Because the plot keeps on changing tone and direction, one feels one is being entertained. Then the conclusion comes, the mystery is revealed and one is left a bit puzzled. Ozon’s Frantz, beautiful and heartfelt, was one of last year’s very best films, and I am sure he will go back into insightful musings on fantasy and emotional frailty or great meta-textual whodunnits like Dans la maison, and I’ll be eagerly looking forward to those. Maybe next year.

Although I did not quite know what to expect with the Chinese entry Walking Past the Future, directed by Li Ruijun, the description made me think of themes featured in Jia Zhang-Ke’s film about the wounds left in China by a rapidly developing economy. But this is where we separate the lyrical and the prosaic: similar themes get there a treatment which is largely melodramatic, literal. There is a sense of melancholy and urban landscape and the film feels relevant, but somehow it was difficult to understand why the characters enter those situations, really. It’s as if the melodrama was not earned. The film is a textbook on social and economic change, but Jia’s poetry is nowhere to be found.

When the big names disappoint, one turns towards less well known filmmakers. In the same way festivals can make films like L’amant double look worse than they actually are, they have also been known to blow up reputations out of proportion. That’s a side effect of mystique. Having said that, I think Stephan Komandarev’s Posoki/ Directions is a truly wonderful film.

Yes, the message is simple, a bit too topical, a bit too local for some. As summarized by one character: “Bulgaria is a country of optimists because all the realists and the pesismists have left”. I need to add the film doesn’t take this thesis at face value, and develops the way in which Bulgaria is becoming the epitome of a failed state, where, as another character says “nothing is legal”; everything depends on murky interests, people who complain are punished, the law is not there to defend citizens but to defend the lawmakers.

A good man, a taxi driver, gets trapped in a web of corruption, everything is stacked against him and he is humiliated by a hateful bully of a banker who was supposed to help him get a living. Because he is, after all, a product of his culture, he does a desperate act and shoots the banker. The film’s action takes place during that night, in which he might die after attempting suicide. The protagonists are other taxi drivers in Sofia, some of them knew the man, some are in parallel situations, about to break down and do something as violent.

As some kind of inventive version of La ronde, the attention shifts to the different taxis and their costumers. They of course have their radios on, and we hear news bulletins about the murder, but also many callers to other programmes who express their views: some of them are bonkers, some are fascist, some more poised. We get to see the initial event through the eyes of the whole country. And the portrait that emerges is not pretty.

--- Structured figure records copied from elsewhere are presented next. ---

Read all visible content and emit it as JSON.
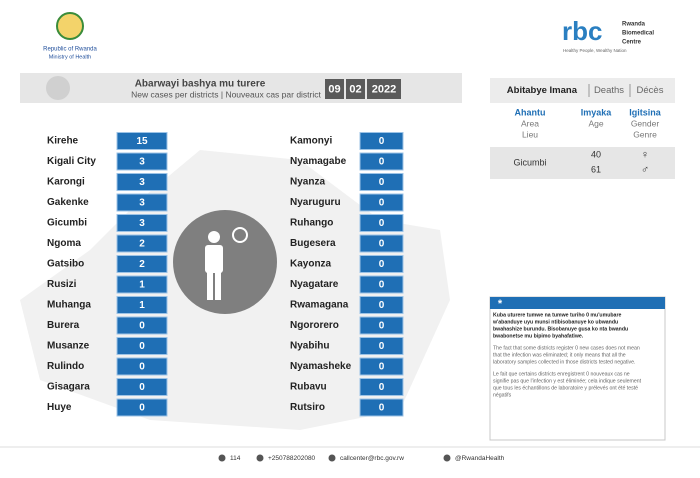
{
  "header": {
    "country": "Republic of Rwanda",
    "ministry": "Ministry of Health",
    "rbc_logo": "rbc",
    "rbc_name": [
      "Rwanda",
      "Biomedical",
      "Centre"
    ],
    "rbc_slogan": "Healthy People, Wealthy Nation"
  },
  "cases": {
    "title": "Abarwayi bashya mu turere",
    "subtitle": "New cases per districts | Nouveaux cas par district",
    "date": [
      "09",
      "02",
      "2022"
    ],
    "left": [
      {
        "name": "Kirehe",
        "value": 15
      },
      {
        "name": "Kigali City",
        "value": 3
      },
      {
        "name": "Karongi",
        "value": 3
      },
      {
        "name": "Gakenke",
        "value": 3
      },
      {
        "name": "Gicumbi",
        "value": 3
      },
      {
        "name": "Ngoma",
        "value": 2
      },
      {
        "name": "Gatsibo",
        "value": 2
      },
      {
        "name": "Rusizi",
        "value": 1
      },
      {
        "name": "Muhanga",
        "value": 1
      },
      {
        "name": "Burera",
        "value": 0
      },
      {
        "name": "Musanze",
        "value": 0
      },
      {
        "name": "Rulindo",
        "value": 0
      },
      {
        "name": "Gisagara",
        "value": 0
      },
      {
        "name": "Huye",
        "value": 0
      }
    ],
    "right": [
      {
        "name": "Kamonyi",
        "value": 0
      },
      {
        "name": "Nyamagabe",
        "value": 0
      },
      {
        "name": "Nyanza",
        "value": 0
      },
      {
        "name": "Nyaruguru",
        "value": 0
      },
      {
        "name": "Ruhango",
        "value": 0
      },
      {
        "name": "Bugesera",
        "value": 0
      },
      {
        "name": "Kayonza",
        "value": 0
      },
      {
        "name": "Nyagatare",
        "value": 0
      },
      {
        "name": "Rwamagana",
        "value": 0
      },
      {
        "name": "Ngororero",
        "value": 0
      },
      {
        "name": "Nyabihu",
        "value": 0
      },
      {
        "name": "Nyamasheke",
        "value": 0
      },
      {
        "name": "Rubavu",
        "value": 0
      },
      {
        "name": "Rutsiro",
        "value": 0
      }
    ]
  },
  "deaths": {
    "title": [
      "Abitabye Imana",
      "Deaths",
      "Décès"
    ],
    "columns": [
      [
        "Ahantu",
        "Area",
        "Lieu"
      ],
      [
        "Imyaka",
        "Age"
      ],
      [
        "Igitsina",
        "Gender",
        "Genre"
      ]
    ],
    "row": {
      "district": "Gicumbi",
      "ages": [
        40,
        61
      ],
      "genders": [
        "♀",
        "♂"
      ]
    }
  },
  "note": {
    "mark": "*",
    "rw": [
      "Kuba uturere tumwe na tumwe turiho 0 mu'umubare",
      "w'abanduye uyu munsi ntibisobanuye ko ubwandu",
      "bwahashize burundu. Bisobanuye gusa ko nta bwandu",
      "bwabonetse mu bipimo byahafatiwe."
    ],
    "en": [
      "The fact that some districts register 0 new cases does not mean",
      "that the infection was eliminated; it only means that all the",
      "laboratory samples collected in those districts tested negative."
    ],
    "fr": [
      "Le fait que certains districts enregistrent 0 nouveaux cas ne",
      "signifie pas que l'infection y est éliminée; cela indique seulement",
      "que tous les échantillons de laboratoire y prélevés ont été testé",
      "négatifs"
    ]
  },
  "footer": [
    "114",
    "+250788202080",
    "callcenter@rbc.gov.rw",
    "@RwandaHealth"
  ]
}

The film is shot in a hyper realistic low light, low resolution style, with very long takes, uninterrupted and relentless, with specific attention to the antomy of the city with its casinos, brothels, hotels, dirt, and desperate, suicidal characters.

And of course it’s not just about Bulgaria. The film’s dialogues are so illuminating, so well written, so specific, that they keep on echoing our own experiences elsewhere. In that sense, Komandarev’s Bulgaria can be a warning to us all, who can see the slippery slope into chaos much closer to home.

And masterpieces or not, this is also something film can do: put the mirror in front of us.